Three fundamental facts about horses are that horses are social animals, they are grazing animals and are highly sensitive to their environment. I have been around horses for the majority of my life, and I have seen many different preferences when it comes to turnout. But what is best for our equine friends? There are many complications that can arise from inadequate turnout. I will talk a little about the importance of your horse having plenty of time out in the pasture.
We have taken horses out of the wild, confined them, break them and teach them to do as we ask. They usually oblige with minimal fuss. But these animals were not meant to be cooped up or stalled. They were meant to run free. So why not make them as comfortable as possible, being that they are trying so hard to please us? Would you want to be cooped up in your room for 20+ hours out of the day, or even 12 hours out of the day? I know I wouldn’t. I especially would not want it if I was an animal meant to move around and graze for 20 hours out of the day. So let’s talk about why turnout is so important.

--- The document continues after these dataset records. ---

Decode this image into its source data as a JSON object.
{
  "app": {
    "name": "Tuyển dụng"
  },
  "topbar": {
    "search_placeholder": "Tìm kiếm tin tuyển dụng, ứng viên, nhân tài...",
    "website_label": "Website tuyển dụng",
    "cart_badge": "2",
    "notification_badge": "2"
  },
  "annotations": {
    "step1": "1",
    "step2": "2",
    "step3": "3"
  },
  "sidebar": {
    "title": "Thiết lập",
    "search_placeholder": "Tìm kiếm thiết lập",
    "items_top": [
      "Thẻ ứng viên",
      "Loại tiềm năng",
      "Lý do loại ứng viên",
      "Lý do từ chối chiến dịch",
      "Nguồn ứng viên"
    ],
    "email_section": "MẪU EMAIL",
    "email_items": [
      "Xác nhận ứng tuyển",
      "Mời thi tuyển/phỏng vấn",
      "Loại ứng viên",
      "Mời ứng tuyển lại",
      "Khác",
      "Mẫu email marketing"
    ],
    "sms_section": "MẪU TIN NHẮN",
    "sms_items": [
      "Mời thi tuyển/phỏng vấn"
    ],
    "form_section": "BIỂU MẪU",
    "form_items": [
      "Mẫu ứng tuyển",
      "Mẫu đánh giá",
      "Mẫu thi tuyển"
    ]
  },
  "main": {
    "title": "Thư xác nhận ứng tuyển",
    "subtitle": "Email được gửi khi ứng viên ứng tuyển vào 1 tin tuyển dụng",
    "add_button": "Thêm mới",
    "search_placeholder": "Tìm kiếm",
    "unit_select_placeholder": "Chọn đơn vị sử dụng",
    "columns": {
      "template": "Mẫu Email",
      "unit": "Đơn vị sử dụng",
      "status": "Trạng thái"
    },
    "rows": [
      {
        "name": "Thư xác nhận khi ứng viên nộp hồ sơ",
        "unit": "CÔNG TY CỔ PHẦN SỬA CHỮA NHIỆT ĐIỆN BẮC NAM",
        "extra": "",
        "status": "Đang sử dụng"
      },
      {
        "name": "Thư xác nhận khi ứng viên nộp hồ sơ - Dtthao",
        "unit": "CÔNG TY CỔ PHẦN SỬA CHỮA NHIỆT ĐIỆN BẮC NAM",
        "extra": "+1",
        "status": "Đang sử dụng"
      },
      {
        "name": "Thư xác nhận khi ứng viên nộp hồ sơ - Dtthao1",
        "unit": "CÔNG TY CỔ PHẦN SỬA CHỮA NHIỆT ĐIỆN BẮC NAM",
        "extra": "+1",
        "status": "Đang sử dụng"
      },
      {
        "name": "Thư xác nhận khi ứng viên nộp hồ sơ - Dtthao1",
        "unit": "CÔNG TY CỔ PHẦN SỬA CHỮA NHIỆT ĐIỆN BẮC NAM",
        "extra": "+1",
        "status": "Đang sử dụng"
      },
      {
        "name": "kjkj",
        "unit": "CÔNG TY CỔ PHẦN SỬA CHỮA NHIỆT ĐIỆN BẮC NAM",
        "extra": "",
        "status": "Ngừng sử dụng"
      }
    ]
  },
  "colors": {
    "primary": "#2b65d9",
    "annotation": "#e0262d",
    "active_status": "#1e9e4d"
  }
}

The number one risk factor of inadequate turnout is colic. They need to graze and move around in order for their bodies to maintain good digestion. Horses are grazing animals so they do the best when they are allowed to graze day and night as much as possible, unless your horse is overweight or prone to laminitis. When grazing is not possible, hay is an adequate substitute for grazing as long as they also have room to move around and browse. Horses who act up because they are bored, anxious, frustrated, or otherwise unhappy with their situation often become more content when given hay free choice instead of feeding two to three separate meals per day. They are designed to forage constantly. Good eating habits will help keep things like colic and ulcers at bay a good bit of the time. Ulcers are caused by a buildup of acid in the stomach usually due to inadequate amounts of hay being consumed, stress and boredom. I have actually seen horses with very large ulcers from being stalled too much be cured by turnout alone. It is the natural way.
Vices are also a big downfall to stalling for long periods of time. Things such as weaving, wind sucking, wood chewing, wall kicking and many others are a direct result of boredom. They learn to find something, usually a bad habit, to occupy the time they would normally spend grazing.
Legs tend to stock up and swell when kept confined and limiting movement for long periods as well. Horses need the movement to properly pump the blood back up from their legs. When this is not possible usually from the knees down swells, it is usually referred to as “stocking up.” Horses’ feet are actually said to grow healthier and faster due to the constant stimulation of turnout.
Respiratory issues can also occur. High levels of ammonia in a stall or barn that is not ventilated properly could make your horse very sick. As much outside, natural crisp air as possible is best for your equine friend.
As long as horses have shelter and you are able to turnout, turnout as much as possible. It is what is best for your horse, and it is what nature intended him to do. You can spend a longer healthier life with your friend if you just allow him to be a horse!